A diet free of gluten could improve symptoms in patients with irritable bowel syndrome (IBS), according to a study published in the Journal of Family Medicine and Primary Care.
In the study, patients who were assigned to a gluten-free diet had improvement in symptoms within 12 weeks.
“In addition to the gluten-free diet, patients who avoided foods that caused flatulence experienced faster improvement in their symptoms,” according to Eskandar Jajiani, of Ahvaz Jundishapur University of Medical Science, Iran, and colleagues. “Therefore, it is very important for these patients to use gluten-free diet and avoid foods that cause flatulence (legumes, onions, celery, carrots, raisins, bananas, apricots, buds, etc.)”

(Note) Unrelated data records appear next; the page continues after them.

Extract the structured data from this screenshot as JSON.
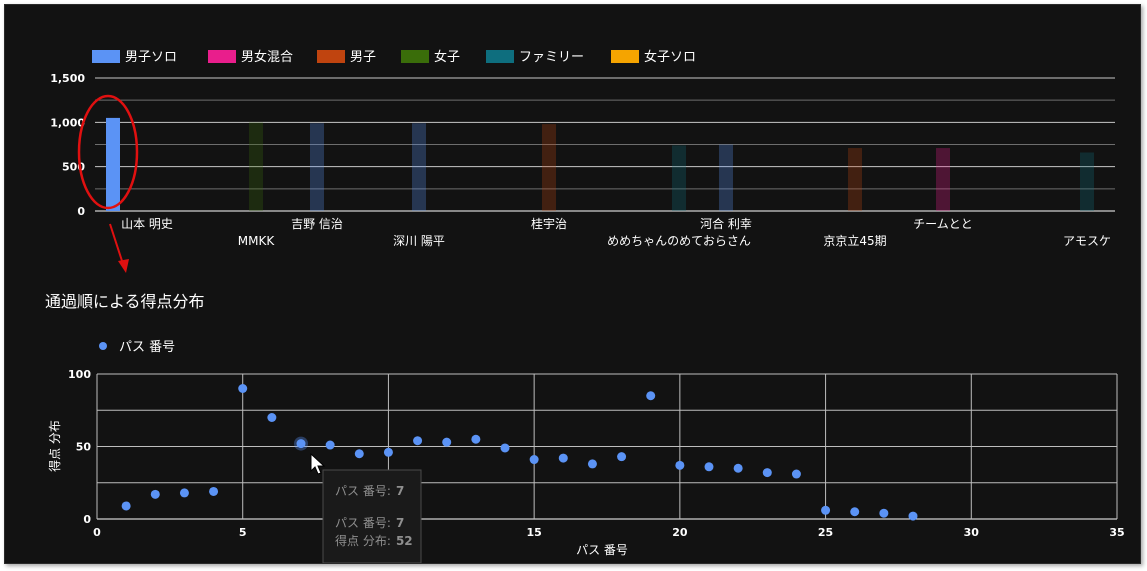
{
  "chart_data": [
    {
      "type": "bar",
      "legend": [
        "男子ソロ",
        "男女混合",
        "男子",
        "女子",
        "ファミリー",
        "女子ソロ"
      ],
      "legend_colors": [
        "#5b93f5",
        "#e91e8c",
        "#c0440f",
        "#3a6d0a",
        "#0e6e7e",
        "#f5a400"
      ],
      "yticks": [
        "1,500",
        "1,000",
        "500",
        "0"
      ],
      "ylim": [
        0,
        1500
      ],
      "grid": true,
      "legend_position": "top-left",
      "categories": [
        "山本 明史",
        "MMKK",
        "吉野 信治",
        "深川 陽平",
        "桂宇治",
        "めめちゃんのめておらさん",
        "河合 利幸",
        "京京立45期",
        "チームとと",
        "アモスケ"
      ],
      "series": [
        {
          "name": "男子ソロ",
          "values": [
            1050,
            null,
            990,
            990,
            null,
            null,
            750,
            null,
            null,
            null
          ]
        },
        {
          "name": "男女混合",
          "values": [
            null,
            null,
            null,
            null,
            null,
            null,
            null,
            null,
            710,
            null
          ]
        },
        {
          "name": "男子",
          "values": [
            null,
            null,
            null,
            null,
            980,
            null,
            null,
            710,
            null,
            null
          ]
        },
        {
          "name": "女子",
          "values": [
            null,
            1000,
            null,
            null,
            null,
            null,
            null,
            null,
            null,
            null
          ]
        },
        {
          "name": "ファミリー",
          "values": [
            null,
            null,
            null,
            null,
            null,
            740,
            null,
            null,
            null,
            660
          ]
        }
      ]
    },
    {
      "type": "scatter",
      "title": "通過順による得点分布",
      "xlabel": "パス 番号",
      "ylabel": "得点 分布",
      "legend": "パス 番号",
      "xlim": [
        0,
        35
      ],
      "ylim": [
        0,
        100
      ],
      "xticks": [
        "0",
        "5",
        "10",
        "15",
        "20",
        "25",
        "30",
        "35"
      ],
      "yticks": [
        "100",
        "50",
        "0"
      ],
      "grid": true,
      "legend_position": "top-left",
      "point_color": "#5b93f5",
      "x": [
        1,
        2,
        3,
        4,
        5,
        6,
        7,
        8,
        9,
        10,
        11,
        12,
        13,
        14,
        15,
        16,
        17,
        18,
        19,
        20,
        21,
        22,
        23,
        24,
        25,
        26,
        27,
        28
      ],
      "y": [
        9,
        17,
        18,
        19,
        90,
        70,
        52,
        51,
        45,
        46,
        54,
        53,
        55,
        49,
        41,
        42,
        38,
        43,
        85,
        37,
        36,
        35,
        32,
        31,
        6,
        5,
        4,
        2
      ],
      "tooltip": {
        "line1_label": "パス 番号:",
        "line1_value": "7",
        "line2_label": "パス 番号:",
        "line2_value": "7",
        "line3_label": "得点 分布:",
        "line3_value": "52"
      }
    }
  ],
  "annotation": {
    "color": "#e01010"
  }
}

The study included 140 patients with IBS referred to a hospital in Iran in 2006. Patients were randomly divided and assigned to either a gluten-free diet or a regular diet for 12 weeks. Questionnaires including information on demographics and symptoms were completed at baseline and after 4 weeks.
Patients in the control group had significantly higher baseline levels of abdominal pain, loose stool, and urgent need for excretion.
After the 12-week period, patients assigned to the regular diet had a significant decrease in the symptoms of abdominal pain, bowel gas, decreased bowel movements, increased fecal consistency, urgent need for excretion, and insufficient defecation (P<.05). Gluten-free diet was associated with decreased abdominal pain, bloating, fecal consistency, increased need for excretion, and incomplete defecation (P<.01).
Based on these results, the researchers suggested “that these methods be included in the care programs of patients with irritable bowel syndrome so that patients can benefit from many advantages.”
Hajiani E, Masjedizadeh A, Shayesteh AA, et al. J Family Med Prim Care. 2019;doi:10.4103/jfmpc.jfmpc_464_18.